The climate in semi-tropical, largely barren Upper Egypt bore no resemblance to the temperate, fertile Delta. And the cultures that developed in each area, like the land itself, each had a distinct character. Agriculture made its first appearance in the Delta, which is not surprising in view of the mild climate and the fact that grain, once planted, benefitted from the natural irrigation of the Egyptian Nile. In Upper Egypt simple farming communities were also established but due to the more hostile environment the people remained pastoralists rather than farmers.
One of the earliest Neolithic sites in Egypt is a large village called Merimda in the western Delta. The houses were oval in plan and made of lumps of clay over a structure of reeds. Grain a variety of domesticated barley apparently brought from western Asia was stored in large jars and baskets near the houses. The presence of polished stone axes, fish-hooks and well- made arrowheads indicates however, that the Egyptian people of Merimda, like their ancestors of the Late Paleolithic, still hunted. They buried their dead around their dwellings. They had few funerary gifts apart from flowers and, in one tomb, a wooden baton. It is possible that this primitive community buried their dead near their houses in the belief that the propitiation of the dead was essential for the welfare of the community as a form of ancestor worship.
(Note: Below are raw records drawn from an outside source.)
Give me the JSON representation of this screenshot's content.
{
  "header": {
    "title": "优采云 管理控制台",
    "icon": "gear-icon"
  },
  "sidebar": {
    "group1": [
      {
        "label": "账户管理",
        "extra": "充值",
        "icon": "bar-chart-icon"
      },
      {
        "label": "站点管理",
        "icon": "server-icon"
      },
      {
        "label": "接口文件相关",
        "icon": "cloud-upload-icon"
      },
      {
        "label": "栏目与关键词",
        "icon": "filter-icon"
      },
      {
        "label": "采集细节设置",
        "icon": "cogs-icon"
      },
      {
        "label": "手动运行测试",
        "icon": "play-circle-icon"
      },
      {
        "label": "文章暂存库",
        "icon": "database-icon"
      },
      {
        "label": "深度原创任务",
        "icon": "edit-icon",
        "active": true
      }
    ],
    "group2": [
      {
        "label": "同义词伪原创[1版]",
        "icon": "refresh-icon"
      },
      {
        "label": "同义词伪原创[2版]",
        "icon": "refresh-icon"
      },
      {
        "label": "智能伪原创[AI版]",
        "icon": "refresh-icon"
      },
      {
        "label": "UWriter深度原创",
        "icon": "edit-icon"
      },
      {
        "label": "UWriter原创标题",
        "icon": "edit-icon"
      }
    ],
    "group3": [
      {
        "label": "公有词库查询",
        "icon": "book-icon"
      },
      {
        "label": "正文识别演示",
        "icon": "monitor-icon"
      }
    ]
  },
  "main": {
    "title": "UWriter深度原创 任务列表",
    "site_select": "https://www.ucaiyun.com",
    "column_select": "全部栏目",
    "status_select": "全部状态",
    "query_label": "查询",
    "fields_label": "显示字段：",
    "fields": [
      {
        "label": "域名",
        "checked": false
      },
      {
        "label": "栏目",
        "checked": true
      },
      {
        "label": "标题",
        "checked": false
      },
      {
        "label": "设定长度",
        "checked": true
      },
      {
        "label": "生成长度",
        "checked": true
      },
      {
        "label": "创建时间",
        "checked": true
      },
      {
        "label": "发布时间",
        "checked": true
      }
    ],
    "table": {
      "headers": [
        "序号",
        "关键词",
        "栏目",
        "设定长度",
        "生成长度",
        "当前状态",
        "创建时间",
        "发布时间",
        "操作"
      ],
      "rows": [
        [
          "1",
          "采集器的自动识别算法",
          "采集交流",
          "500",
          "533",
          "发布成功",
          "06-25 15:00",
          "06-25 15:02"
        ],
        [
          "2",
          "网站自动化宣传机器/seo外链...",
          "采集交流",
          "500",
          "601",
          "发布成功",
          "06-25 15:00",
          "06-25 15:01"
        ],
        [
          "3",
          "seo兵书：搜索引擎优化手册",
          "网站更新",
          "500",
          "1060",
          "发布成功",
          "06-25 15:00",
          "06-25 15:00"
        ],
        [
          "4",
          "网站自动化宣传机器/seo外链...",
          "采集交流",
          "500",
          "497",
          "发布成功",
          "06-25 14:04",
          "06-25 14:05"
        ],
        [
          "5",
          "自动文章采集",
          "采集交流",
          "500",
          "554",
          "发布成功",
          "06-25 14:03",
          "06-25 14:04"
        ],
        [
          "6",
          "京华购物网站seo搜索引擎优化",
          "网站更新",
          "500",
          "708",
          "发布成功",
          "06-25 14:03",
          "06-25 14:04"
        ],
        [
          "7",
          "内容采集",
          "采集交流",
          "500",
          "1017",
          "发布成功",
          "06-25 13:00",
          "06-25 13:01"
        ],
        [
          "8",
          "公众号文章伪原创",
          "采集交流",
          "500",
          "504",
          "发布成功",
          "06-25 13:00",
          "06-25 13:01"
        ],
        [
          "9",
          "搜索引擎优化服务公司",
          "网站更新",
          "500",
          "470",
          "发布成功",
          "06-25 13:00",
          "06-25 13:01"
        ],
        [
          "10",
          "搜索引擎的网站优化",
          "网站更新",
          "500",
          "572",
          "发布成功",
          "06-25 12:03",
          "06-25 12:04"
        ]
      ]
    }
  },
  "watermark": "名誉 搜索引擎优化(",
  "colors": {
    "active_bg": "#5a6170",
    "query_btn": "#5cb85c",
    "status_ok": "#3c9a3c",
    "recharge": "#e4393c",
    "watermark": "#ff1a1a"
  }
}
Most of our knowledge of the settlements in Upper Egypt comes from their burial customs, especially from Badari for which the culture called the Badarian has been named. The dead were buried in cemeteries at the edge of the desert. Though no sacred images were found, we know from their simple graves that the people believed in the afterlife, and believed also that this was regarded as a prolongation of life on earth. It may have been the natural desiccation of the bodies of the dead, in the dry heat of the desert sand, into leatherlike figures, that first led the people to believe that preservation of the body was essential for the afterlife. Each corpse was wrapped in matting or skins and placed in a contracted position, knees to chest, surrounded by worldly possessions: bone needles and awls, weapons including spears and arrow-heads, jewellery, including ivory bracelets, necklets, girdle beads and ivory combs ornamented with birds, and fine thin-walled pottery, with black rim or with rippled patterns, containing food, drink and ointments. Buried in the same cemeteries as the people in Upper Egypt, and similarly wrapped, were animals, such as cows, sheep and jackal. The cow later became revered as the Egyptian goddess Hathor at Dendera. The ram became the god Khnum at Elephantine. And the jackal was later to become Anubis, the god of the necropolis, who was believed to watch over funeral rites and guard the western horizon.